W przygotowaniach do walki z Krzysztofem Włodarczykiem (45-2-1, 32 KO), zaplanowanej na 30 listopada w Perth, Danny'emu Greenowi (31-4, 27 KO) jako sparingpartner pomaga Andrzej Fonfara (19-2, 10 KO). Według rewelacji australijskich mediów, pięściarz na stałe mieszkający w Chicago może być informatorem polskiego obozu i przekazywać wiadomości z przygotowań pretendenta do należącego do "Diablo" pasa mistrzowskiego federacji WBC w wadze cruiser.

Podobnym doniesieniom Fonfara zdecydowanie zaprzecza.

- Nie szpieguję przeciwko Danny'emu Greenowi, jak mówi się w Australii. Nikomu o niczym nie donoszę. Jestem tu po to, aby sparować. Znam Włodarczyka, ale nie przyjaźnimy się. Spotkaliśmy się parę razy, to wszystko. Szkoda, że muszę odpowiadać na tego typu pytania. Źle się z tym czuję - mówi 24-letni pięściarz występujący w kategorii półciężkiej.

Jak pisze australijska prasa, plotki o współpracy Fonfary z Włodarczykiem miały sprawić, że Green osobiście spytał swojego sparingpartnera o prawdę.

- Chciałem zobaczyć jego wyraz twarzy tuż po zadaniu przeze mnie pytania. Sądziłem, że po spojrzeniu mu w oczy dowiem się wszystkiego, ale to było typowe spojrzenie mieszkańca ze wschodniej Europy i nic nie mogłem z niego odczytać. Więc jeśli on szpieguje, to jest w tym cholernie dobry - śmieje się 38-letni Green.

Pewien prawdomówności Fonfary nie jest też podobno Angelo Hyder, szkoleniowiec boksera o pseudonimie "Green Machine".
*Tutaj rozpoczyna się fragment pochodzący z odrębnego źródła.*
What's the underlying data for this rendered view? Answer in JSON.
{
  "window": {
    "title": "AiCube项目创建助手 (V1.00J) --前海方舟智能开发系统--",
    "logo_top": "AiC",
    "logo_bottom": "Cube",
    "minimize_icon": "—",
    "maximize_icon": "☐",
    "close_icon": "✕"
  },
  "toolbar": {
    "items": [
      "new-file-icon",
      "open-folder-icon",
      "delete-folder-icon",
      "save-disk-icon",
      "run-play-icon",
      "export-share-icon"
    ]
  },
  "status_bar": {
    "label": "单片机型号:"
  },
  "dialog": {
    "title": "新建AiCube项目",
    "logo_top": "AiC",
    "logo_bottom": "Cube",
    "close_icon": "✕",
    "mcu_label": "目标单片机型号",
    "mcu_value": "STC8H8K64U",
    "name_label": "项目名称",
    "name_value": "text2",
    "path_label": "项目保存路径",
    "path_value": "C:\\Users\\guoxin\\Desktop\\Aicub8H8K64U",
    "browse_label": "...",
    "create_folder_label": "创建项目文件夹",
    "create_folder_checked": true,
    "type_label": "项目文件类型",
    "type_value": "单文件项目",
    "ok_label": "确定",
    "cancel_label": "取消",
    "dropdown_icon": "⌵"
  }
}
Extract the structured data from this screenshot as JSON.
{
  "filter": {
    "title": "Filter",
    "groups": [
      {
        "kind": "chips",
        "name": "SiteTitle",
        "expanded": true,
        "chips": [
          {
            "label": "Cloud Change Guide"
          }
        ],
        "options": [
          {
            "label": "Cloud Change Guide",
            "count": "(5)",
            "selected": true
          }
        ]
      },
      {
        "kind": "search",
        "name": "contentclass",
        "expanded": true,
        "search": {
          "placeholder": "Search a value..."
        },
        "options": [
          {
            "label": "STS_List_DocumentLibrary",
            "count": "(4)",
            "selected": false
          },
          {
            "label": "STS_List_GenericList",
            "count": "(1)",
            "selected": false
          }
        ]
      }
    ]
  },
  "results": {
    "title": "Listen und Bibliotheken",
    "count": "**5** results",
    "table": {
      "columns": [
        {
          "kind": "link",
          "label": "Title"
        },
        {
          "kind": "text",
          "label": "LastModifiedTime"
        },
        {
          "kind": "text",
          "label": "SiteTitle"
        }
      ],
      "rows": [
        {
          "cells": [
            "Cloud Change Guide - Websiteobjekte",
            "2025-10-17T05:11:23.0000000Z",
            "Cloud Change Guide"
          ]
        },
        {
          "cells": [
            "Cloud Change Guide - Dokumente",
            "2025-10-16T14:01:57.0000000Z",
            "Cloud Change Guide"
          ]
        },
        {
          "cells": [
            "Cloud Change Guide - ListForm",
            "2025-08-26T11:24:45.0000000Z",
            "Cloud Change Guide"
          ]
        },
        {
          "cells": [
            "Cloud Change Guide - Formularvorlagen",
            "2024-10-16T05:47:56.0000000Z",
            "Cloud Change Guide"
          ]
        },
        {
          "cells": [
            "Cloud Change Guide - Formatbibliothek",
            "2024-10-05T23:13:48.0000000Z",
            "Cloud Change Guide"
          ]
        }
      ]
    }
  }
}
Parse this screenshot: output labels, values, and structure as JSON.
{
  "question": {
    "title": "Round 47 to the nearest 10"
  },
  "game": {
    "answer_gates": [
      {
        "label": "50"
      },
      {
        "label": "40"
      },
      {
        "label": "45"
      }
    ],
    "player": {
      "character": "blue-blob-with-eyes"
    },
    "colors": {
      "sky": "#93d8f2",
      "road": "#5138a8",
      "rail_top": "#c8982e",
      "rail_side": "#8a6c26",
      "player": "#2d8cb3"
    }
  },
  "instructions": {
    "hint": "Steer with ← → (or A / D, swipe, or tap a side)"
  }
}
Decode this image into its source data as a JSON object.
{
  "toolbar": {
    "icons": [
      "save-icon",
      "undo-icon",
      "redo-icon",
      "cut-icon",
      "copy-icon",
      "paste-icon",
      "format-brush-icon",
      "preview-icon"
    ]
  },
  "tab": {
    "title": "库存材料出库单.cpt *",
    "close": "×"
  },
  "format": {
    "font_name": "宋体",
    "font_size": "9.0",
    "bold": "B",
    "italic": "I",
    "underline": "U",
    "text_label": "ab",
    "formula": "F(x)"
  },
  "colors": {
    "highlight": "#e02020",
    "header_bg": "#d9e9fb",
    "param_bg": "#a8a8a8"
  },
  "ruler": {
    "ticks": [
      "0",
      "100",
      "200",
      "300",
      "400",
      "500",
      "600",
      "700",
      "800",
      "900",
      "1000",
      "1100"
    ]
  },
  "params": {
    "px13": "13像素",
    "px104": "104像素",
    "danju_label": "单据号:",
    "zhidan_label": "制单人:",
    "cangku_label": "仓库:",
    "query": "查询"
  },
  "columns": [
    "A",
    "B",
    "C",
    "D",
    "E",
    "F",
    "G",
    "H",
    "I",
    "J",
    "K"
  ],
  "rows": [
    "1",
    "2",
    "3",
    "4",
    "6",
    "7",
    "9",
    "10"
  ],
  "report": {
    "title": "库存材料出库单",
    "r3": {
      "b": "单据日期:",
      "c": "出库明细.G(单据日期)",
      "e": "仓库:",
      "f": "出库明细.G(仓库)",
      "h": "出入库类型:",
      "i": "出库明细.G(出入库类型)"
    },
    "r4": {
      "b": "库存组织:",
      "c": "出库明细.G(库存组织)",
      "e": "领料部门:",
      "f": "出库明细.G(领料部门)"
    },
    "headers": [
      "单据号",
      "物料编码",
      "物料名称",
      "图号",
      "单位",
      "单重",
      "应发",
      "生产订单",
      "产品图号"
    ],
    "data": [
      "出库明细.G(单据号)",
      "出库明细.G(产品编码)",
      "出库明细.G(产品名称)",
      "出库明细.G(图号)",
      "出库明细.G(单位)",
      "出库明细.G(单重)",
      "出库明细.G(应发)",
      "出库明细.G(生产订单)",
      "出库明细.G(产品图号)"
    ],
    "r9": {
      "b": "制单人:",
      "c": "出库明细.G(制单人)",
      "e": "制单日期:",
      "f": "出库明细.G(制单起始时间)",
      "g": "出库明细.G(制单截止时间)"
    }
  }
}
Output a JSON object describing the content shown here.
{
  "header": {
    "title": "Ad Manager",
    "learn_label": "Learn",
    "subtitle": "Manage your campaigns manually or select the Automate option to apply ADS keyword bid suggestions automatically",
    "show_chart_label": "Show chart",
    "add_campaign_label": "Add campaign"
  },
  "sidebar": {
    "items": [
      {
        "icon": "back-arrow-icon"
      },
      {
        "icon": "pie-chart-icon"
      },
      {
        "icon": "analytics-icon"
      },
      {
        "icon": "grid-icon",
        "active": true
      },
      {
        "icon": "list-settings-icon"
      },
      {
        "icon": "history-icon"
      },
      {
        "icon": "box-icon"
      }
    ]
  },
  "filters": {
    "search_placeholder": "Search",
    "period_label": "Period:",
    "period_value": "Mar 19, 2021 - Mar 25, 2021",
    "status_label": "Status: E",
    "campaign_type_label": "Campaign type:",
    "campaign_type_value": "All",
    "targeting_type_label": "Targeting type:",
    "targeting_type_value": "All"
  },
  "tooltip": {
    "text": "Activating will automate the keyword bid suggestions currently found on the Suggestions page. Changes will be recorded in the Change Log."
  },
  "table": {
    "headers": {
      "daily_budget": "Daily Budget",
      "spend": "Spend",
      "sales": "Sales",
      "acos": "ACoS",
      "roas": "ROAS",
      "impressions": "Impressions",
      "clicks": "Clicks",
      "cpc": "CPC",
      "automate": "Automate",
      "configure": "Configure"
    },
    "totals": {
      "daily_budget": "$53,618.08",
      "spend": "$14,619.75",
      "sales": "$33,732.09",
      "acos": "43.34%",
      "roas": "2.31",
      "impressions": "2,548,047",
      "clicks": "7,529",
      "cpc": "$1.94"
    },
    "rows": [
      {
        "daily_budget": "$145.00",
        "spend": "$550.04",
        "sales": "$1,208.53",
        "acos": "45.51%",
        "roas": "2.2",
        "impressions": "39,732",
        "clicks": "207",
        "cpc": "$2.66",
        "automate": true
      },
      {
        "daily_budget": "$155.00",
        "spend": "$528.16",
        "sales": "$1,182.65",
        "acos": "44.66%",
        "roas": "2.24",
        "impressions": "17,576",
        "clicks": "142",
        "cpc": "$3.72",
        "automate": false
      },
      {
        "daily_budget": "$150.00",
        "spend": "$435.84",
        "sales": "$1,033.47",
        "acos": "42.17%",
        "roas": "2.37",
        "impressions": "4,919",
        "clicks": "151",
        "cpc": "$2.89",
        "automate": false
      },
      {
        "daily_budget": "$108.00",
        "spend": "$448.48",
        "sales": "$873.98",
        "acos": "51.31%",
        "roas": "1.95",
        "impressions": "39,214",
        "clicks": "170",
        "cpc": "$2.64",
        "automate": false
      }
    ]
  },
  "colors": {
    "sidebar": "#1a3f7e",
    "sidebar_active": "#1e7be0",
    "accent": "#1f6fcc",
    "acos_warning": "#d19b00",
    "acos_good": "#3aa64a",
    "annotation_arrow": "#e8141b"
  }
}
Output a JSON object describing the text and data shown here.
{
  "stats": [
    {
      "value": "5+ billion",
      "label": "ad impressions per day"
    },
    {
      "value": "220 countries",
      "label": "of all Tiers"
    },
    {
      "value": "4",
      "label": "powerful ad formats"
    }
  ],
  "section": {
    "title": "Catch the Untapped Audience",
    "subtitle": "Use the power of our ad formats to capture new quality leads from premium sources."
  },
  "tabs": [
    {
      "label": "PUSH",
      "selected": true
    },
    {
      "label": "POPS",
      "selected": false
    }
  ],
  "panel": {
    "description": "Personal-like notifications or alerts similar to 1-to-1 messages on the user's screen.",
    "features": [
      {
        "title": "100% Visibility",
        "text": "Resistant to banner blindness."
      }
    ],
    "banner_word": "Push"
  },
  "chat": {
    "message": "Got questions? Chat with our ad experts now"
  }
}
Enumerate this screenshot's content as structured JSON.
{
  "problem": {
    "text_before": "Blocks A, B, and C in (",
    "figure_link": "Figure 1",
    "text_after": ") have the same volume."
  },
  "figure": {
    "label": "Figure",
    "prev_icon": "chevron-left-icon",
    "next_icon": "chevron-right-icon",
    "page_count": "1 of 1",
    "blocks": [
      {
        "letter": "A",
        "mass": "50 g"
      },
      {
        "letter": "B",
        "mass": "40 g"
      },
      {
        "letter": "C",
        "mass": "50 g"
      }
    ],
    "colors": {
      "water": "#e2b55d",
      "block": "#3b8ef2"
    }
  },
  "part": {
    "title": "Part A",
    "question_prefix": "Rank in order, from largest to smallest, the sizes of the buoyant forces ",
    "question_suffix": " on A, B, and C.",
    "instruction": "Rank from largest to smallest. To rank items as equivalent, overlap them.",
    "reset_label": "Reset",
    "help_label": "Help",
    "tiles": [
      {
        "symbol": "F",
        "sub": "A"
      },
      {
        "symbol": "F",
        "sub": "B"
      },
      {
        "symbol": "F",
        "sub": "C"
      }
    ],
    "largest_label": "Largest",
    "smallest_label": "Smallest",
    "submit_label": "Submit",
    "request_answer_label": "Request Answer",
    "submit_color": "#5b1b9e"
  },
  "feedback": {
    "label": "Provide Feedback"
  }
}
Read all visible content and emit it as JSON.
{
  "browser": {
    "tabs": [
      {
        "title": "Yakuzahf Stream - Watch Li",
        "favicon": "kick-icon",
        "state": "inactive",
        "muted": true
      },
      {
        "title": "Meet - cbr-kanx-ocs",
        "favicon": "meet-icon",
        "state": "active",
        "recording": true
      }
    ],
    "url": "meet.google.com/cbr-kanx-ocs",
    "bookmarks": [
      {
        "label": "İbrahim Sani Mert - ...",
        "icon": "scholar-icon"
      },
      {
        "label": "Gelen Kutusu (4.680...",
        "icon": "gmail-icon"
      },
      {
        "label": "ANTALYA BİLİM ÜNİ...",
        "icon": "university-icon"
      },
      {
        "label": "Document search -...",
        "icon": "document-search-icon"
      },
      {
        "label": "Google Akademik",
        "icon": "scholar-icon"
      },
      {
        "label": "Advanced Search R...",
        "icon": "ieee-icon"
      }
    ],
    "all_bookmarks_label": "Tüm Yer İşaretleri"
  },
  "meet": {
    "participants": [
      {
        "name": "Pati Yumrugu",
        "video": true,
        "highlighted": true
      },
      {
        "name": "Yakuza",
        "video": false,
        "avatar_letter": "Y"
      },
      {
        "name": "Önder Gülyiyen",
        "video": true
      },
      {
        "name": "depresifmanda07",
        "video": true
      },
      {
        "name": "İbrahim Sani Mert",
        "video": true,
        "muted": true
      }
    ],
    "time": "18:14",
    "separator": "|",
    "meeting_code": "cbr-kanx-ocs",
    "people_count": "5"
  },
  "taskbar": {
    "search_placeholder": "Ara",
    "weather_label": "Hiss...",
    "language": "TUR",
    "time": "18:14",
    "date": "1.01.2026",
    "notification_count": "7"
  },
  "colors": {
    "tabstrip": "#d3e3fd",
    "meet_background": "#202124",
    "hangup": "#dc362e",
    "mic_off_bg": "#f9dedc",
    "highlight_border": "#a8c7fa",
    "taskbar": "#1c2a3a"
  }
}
- Wykorzystałem moje kontakty w Stanach, aby znaleźć boksera imitującego styl Włodarczyka. Te same gabaryty, ten sam styl, ta sama siła, ale nie spodziewałem się, że przyślą mi jego brata bliźniaka. Gdyby tylko ogolił głowę, to wyglądałby identycznie jak gość, z którym mamy walczyć. Mówi, że nie kontaktuje się z obozem mistrza i musimy my wierzyć na słowo - oznajmia Hyder.